If you save this code in a file called day5.py, then you can run the tests with pytest day5.py or you can solve the puzzle with ./day5.py < input.txt

The tests look like you'd expect:

$ pytest day5.py
==================================================================================== test session starts =====================================================================================
platform linux -- Python 3.8.10, pytest-7.2.0, pluggy-1.0.0
rootdir: /home/gds/workspace/advent-of-code/5
collected 10 items

day5.py ..........                                                                                                                                                                     [100%]

===================================================================================== 10 passed in 0.02s =====================================================================================
$

If you're using the same example input data we've been using throughout, then running the program looks like this:

$ ./day5.py < input.txt
        [Z]
        [N]
        [D]
[C] [M] [P]
 1   2   3

$

What's next?

If I were writing this program as a module in a larger program that was meant to be maintained, I would likely make at least the following changes:

Reverse the order in which I present the procedures. Start with the most high-level function (which might be all the reader needs to know), and get into increasing detail as I go.
Program more defensively, and add way better error handling.
Add way more hyperlinks in the prose sections. If my description of the problem doesn't match the latest online description, that's a good indication that the code needs updating.
Add way more dates in the prose sections. Statements like "The oojamaflip needs an inverted polarity, so we do that here" can easily go stale. However, statements like "On 2023-01-15 the oojamaflip needed an inverted polarity, so we handled that in procedure foo()" are much harder to falsify as the code evolves. Even if the oojamaflip changes behaviour, the code moves with it, and the dev forgets to update the comment ; the comment might still provide useful historical context to someone down the line.

If anyone's interested, I might do these refactors for a future blog.

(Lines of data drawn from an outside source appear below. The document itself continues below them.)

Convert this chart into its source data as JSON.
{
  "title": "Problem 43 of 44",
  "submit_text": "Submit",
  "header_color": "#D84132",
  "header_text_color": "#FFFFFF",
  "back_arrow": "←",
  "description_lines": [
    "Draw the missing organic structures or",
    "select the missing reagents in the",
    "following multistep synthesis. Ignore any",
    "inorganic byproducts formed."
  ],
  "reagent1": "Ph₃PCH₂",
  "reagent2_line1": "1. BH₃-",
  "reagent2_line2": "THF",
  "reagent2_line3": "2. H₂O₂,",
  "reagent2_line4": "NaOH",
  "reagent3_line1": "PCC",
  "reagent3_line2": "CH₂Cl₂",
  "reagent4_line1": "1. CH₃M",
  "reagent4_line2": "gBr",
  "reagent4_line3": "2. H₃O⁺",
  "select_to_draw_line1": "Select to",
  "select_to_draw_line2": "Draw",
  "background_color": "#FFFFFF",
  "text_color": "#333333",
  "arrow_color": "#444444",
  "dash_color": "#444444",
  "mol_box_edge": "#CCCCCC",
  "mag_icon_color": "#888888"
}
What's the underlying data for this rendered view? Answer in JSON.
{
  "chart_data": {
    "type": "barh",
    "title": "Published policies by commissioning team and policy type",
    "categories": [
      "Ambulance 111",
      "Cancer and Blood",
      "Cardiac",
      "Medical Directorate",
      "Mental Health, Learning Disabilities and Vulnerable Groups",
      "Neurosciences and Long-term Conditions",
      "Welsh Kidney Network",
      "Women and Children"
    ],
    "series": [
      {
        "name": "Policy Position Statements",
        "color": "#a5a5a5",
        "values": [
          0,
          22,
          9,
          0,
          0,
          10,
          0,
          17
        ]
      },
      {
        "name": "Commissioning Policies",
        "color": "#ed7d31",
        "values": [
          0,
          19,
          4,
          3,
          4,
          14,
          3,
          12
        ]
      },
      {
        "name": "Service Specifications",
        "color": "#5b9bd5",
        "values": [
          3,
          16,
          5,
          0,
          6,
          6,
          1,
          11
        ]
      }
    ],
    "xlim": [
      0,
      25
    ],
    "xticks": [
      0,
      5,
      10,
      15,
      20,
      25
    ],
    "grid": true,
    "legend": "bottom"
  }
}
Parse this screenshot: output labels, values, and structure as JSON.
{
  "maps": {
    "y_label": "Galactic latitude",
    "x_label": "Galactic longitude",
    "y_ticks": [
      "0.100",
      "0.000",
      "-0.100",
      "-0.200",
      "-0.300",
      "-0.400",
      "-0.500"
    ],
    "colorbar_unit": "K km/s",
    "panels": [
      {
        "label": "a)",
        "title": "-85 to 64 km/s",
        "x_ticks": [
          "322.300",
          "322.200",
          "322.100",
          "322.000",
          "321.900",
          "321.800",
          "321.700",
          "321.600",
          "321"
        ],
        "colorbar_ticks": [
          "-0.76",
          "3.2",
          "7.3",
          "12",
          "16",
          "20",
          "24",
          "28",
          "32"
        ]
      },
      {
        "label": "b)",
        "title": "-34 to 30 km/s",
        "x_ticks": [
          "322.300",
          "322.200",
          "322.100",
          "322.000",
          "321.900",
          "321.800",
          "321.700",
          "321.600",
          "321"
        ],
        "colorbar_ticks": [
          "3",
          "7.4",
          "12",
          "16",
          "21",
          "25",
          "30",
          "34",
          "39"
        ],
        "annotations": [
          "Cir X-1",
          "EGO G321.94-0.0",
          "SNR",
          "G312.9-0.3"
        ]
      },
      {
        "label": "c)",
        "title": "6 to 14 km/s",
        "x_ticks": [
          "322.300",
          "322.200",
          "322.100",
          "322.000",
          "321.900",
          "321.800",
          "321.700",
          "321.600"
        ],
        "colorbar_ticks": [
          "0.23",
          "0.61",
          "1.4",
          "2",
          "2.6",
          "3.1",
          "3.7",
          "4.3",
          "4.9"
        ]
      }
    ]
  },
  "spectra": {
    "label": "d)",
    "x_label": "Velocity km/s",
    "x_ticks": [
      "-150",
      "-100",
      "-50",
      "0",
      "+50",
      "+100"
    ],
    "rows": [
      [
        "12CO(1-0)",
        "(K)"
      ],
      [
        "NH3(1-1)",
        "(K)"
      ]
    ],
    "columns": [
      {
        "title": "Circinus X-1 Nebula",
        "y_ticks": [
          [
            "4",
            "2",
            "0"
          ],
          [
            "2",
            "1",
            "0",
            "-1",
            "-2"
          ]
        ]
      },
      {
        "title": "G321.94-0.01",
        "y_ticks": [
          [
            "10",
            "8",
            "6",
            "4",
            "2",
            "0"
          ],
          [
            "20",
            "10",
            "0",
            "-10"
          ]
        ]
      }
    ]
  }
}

I'm also interested in thinking about how this pattern might work in other languages. I have a hacky minimal version in haskell, and I'd like to try out rust doc comments as tests.

I also realise that while this style makes a lot of sense with imperative or procedural programs, it might be trickier with object oriented ones. I'd like to think more about this.

If you're working in a language that definitely won't support this kind of thing, but really wish it did, you might be interested in literate programming wrapper systems like noweb or org mode.

Updates and Thanks

Thanks to David Laing for suggesting a clearer "What's Next" section, and for asking for an extra docstring.

Thanks to Mike for pointing me to rust comments-as-tests, and to Jay for experimenting with how to inline tests in C#.

Thanks to glyn for pointing out that it's possible to do this kind of thing with even very unsupportive languages, if you have a literate programming wrapper for your language.